Confidential Clean Rooms using Confidential Containers

Trusted Execution Environments or TEEs can be used to host a variety of workloads, ranging from individual processes to full virtual machines. The DEPA training framework relies on a special class of TEEs that can host containerized workloads with the ability to generate a full workload attestation; we refer to these TEEs as confidential containers.

Confidential containers are already supported by most cloud platforms, including AWS Nitro Enclaves, Confidential Spaces on GCP and Confidential Azure Container Instances on Azure.

A confidential clean room utilizes confidential containers to host a set of containers which together load encrypted datasets, execute an ML pipeline, and generate an encrypted model. The clean rooms ensures the following properties:

  • Raw datasets are decrypted only within the confidential clean room.
  • Raw datasets and all intermediate state generated in the clean room remains protected from all entities including the TDC, clean room provider, and the cloud environment.
  • CCRs execute an ML pipeline only in accordance with one or more signed contracts.
  • Any outcomes generated by the confidential clean room are released only after meeting constraints specified in the contracts.
  • The entire clean room environment is fully attestable i.e., capable of generating hardware-based cryptographic attestations that capture the entire training pipeline.
  • After training completes, all sensitive state from the clean room is scrubbed before the clean room is terminates and any assigned resources (such as compute, memory and devices) are released.

Training Workflow

In the DEPA training framework, TDCs employ confidential clean rooms to train their models on datasets based on contracts signed with TDPs and registered with the contract service. The overall training workflow is as follows.

  • TDC provides the CCR provider with a description of the model they wish to train, including signed contracts permitting the TDC to access the datasets required for training.

  • In preparation for the training job, the CCR provider may download and cache encrypted datasets into their own local storage. This is purely for efficiency as the CCR provider will not be able to decrypt the datasets.

  • CCR provider creates a confidential clean room using SRO certified code.

  • During launch, the CCR verifies authenticity and validity of contracts. The CCR terminates if any of the provided contracts are not correctly signed (e.g., if the identities of the signers have expired) or no longer valid (e.g., have been revoked).

  • CCR use a key release protocol to obtain data and model encryption keys from key management services hosted by TDPs. As part of the key release protocol, CCR SHOULD provide attestation evidence to the key management service. Evidence MAY include raw attestation reports along with certificates issued by the hardware manufacturer OR attestation tokens issued by an attestation service.

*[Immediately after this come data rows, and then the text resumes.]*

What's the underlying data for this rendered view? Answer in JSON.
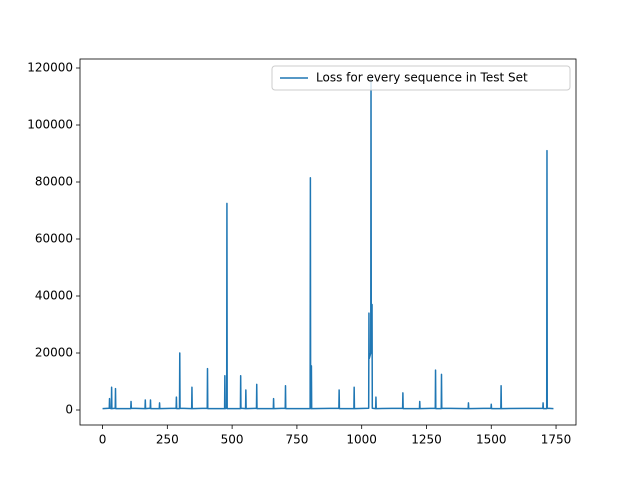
{
  "chart_data": {
    "type": "line",
    "x": [
      0,
      26,
      27,
      28,
      34,
      35,
      36,
      49,
      50,
      51,
      109,
      110,
      111,
      164,
      165,
      166,
      184,
      185,
      186,
      219,
      220,
      221,
      284,
      285,
      286,
      297,
      298,
      299,
      344,
      345,
      346,
      404,
      405,
      406,
      471,
      472,
      473,
      479,
      480,
      481,
      532,
      533,
      534,
      552,
      553,
      554,
      594,
      595,
      596,
      659,
      660,
      661,
      705,
      706,
      707,
      801,
      802,
      803,
      805,
      806,
      807,
      912,
      913,
      914,
      970,
      971,
      972,
      1027,
      1028,
      1029,
      1035,
      1036,
      1037,
      1039,
      1040,
      1041,
      1054,
      1055,
      1056,
      1158,
      1159,
      1160,
      1223,
      1224,
      1225,
      1284,
      1285,
      1286,
      1307,
      1308,
      1309,
      1411,
      1412,
      1413,
      1499,
      1500,
      1501,
      1537,
      1538,
      1539,
      1699,
      1700,
      1701,
      1714,
      1715,
      1716,
      1740
    ],
    "series": [
      {
        "name": "Loss for every sequence in Test Set",
        "color": "#1f77b4",
        "values": [
          500,
          600,
          4000,
          600,
          500,
          8000,
          500,
          600,
          7500,
          500,
          500,
          3000,
          600,
          500,
          3500,
          500,
          600,
          3500,
          500,
          500,
          2500,
          500,
          600,
          4500,
          500,
          500,
          20000,
          600,
          500,
          8000,
          500,
          600,
          14500,
          500,
          500,
          12000,
          500,
          600,
          72500,
          500,
          500,
          12000,
          600,
          500,
          7000,
          500,
          600,
          9000,
          500,
          500,
          4000,
          500,
          600,
          8500,
          500,
          500,
          81500,
          600,
          500,
          15500,
          500,
          600,
          7000,
          500,
          500,
          8000,
          500,
          600,
          34000,
          18000,
          20000,
          117000,
          25000,
          20000,
          37000,
          600,
          500,
          4500,
          500,
          600,
          6000,
          500,
          500,
          3000,
          500,
          600,
          14000,
          500,
          500,
          12500,
          600,
          500,
          2500,
          500,
          600,
          2000,
          500,
          500,
          8500,
          500,
          600,
          2500,
          500,
          500,
          91000,
          600,
          500
        ]
      }
    ],
    "xlim": [
      -87,
      1827
    ],
    "xticks": [
      0,
      250,
      500,
      750,
      1000,
      1250,
      1500,
      1750
    ],
    "ylim": [
      -5263,
      123158
    ],
    "yticks": [
      0,
      20000,
      40000,
      60000,
      80000,
      100000,
      120000
    ],
    "legend": "upper right"
  }
}
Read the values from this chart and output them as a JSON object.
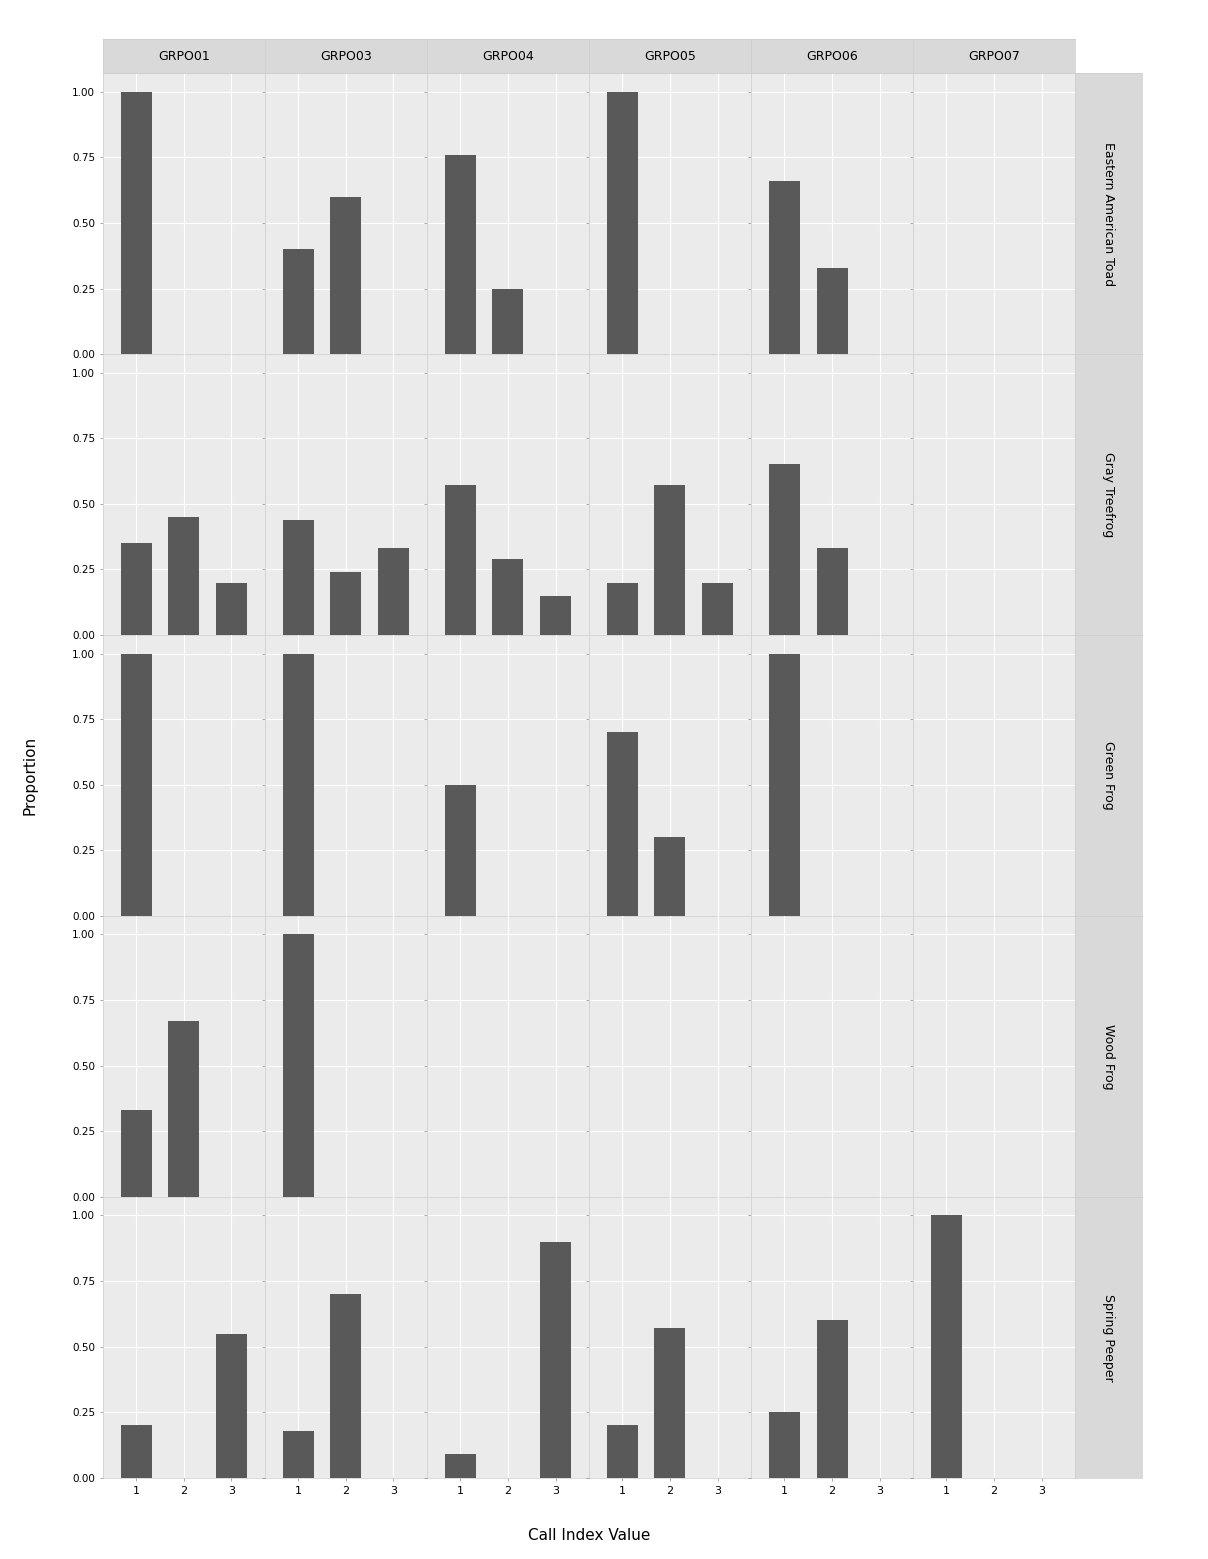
{
  "species": [
    "Eastern American Toad",
    "Gray Treefrog",
    "Green Frog",
    "Wood Frog",
    "Spring Peeper"
  ],
  "sites": [
    "GRPO01",
    "GRPO03",
    "GRPO04",
    "GRPO05",
    "GRPO06",
    "GRPO07"
  ],
  "bar_color": "#595959",
  "background_color": "#ebebeb",
  "strip_color": "#d9d9d9",
  "grid_color": "#ffffff",
  "outer_bg": "#ffffff",
  "xlabel": "Call Index Value",
  "ylabel": "Proportion",
  "values": {
    "Eastern American Toad": {
      "GRPO01": [
        1.0,
        0.0,
        0.0
      ],
      "GRPO03": [
        0.4,
        0.6,
        0.0
      ],
      "GRPO04": [
        0.76,
        0.25,
        0.0
      ],
      "GRPO05": [
        1.0,
        0.0,
        0.0
      ],
      "GRPO06": [
        0.66,
        0.33,
        0.0
      ],
      "GRPO07": [
        0.0,
        0.0,
        0.0
      ]
    },
    "Gray Treefrog": {
      "GRPO01": [
        0.35,
        0.45,
        0.2
      ],
      "GRPO03": [
        0.44,
        0.24,
        0.33
      ],
      "GRPO04": [
        0.57,
        0.29,
        0.15
      ],
      "GRPO05": [
        0.2,
        0.57,
        0.2
      ],
      "GRPO06": [
        0.65,
        0.33,
        0.0
      ],
      "GRPO07": [
        0.0,
        0.0,
        0.0
      ]
    },
    "Green Frog": {
      "GRPO01": [
        1.0,
        0.0,
        0.0
      ],
      "GRPO03": [
        1.0,
        0.0,
        0.0
      ],
      "GRPO04": [
        0.5,
        0.0,
        0.0
      ],
      "GRPO05": [
        0.7,
        0.3,
        0.0
      ],
      "GRPO06": [
        1.0,
        0.0,
        0.0
      ],
      "GRPO07": [
        0.0,
        0.0,
        0.0
      ]
    },
    "Wood Frog": {
      "GRPO01": [
        0.33,
        0.67,
        0.0
      ],
      "GRPO03": [
        1.0,
        0.0,
        0.0
      ],
      "GRPO04": [
        0.0,
        0.0,
        0.0
      ],
      "GRPO05": [
        0.0,
        0.0,
        0.0
      ],
      "GRPO06": [
        0.0,
        0.0,
        0.0
      ],
      "GRPO07": [
        0.0,
        0.0,
        0.0
      ]
    },
    "Spring Peeper": {
      "GRPO01": [
        0.2,
        0.0,
        0.55
      ],
      "GRPO03": [
        0.18,
        0.7,
        0.0
      ],
      "GRPO04": [
        0.09,
        0.0,
        0.9
      ],
      "GRPO05": [
        0.2,
        0.57,
        0.0
      ],
      "GRPO06": [
        0.25,
        0.6,
        0.0
      ],
      "GRPO07": [
        1.0,
        0.0,
        0.0
      ]
    }
  },
  "yticks": [
    0.0,
    0.25,
    0.5,
    0.75,
    1.0
  ],
  "ytick_labels": [
    "0.00",
    "0.25",
    "0.50",
    "0.75",
    "1.00"
  ],
  "xticks": [
    1,
    2,
    3
  ]
}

  • Key management services independently verify evidence against key release policies configured by the TDP, perform additional book keeping (such as track privacy budgets), and release data encryption keys securely to the CCR.

  • CCR uses encryption keys to decrypt the datasets and model. The CCR ensures that decrypted models and datasets are appropriately protected from the hosting platform, including the CCR provider.

  • The datasets may be pre-processed within the CCR e.g., aggregate or join as long as the operations are permitted by contracts.

  • The CCR loads the model and trains the model on the pre-processed dataset as per the model configuration. The CCR may partition the dataset into train and test dataset as per TDC requirements. Training must meet all constraints specified in the respective contracts. For example, CCR must use certified training algorithm to inject appropriate noise in the model weights so as to stay within the privacy budget allocated for each dataset.

  • During the training process, the CCR may notify the contract service.

  • After training is complete, the CCR makes the trained model available to the TDC along with metrics such as loss and accuracy on the validation dataset.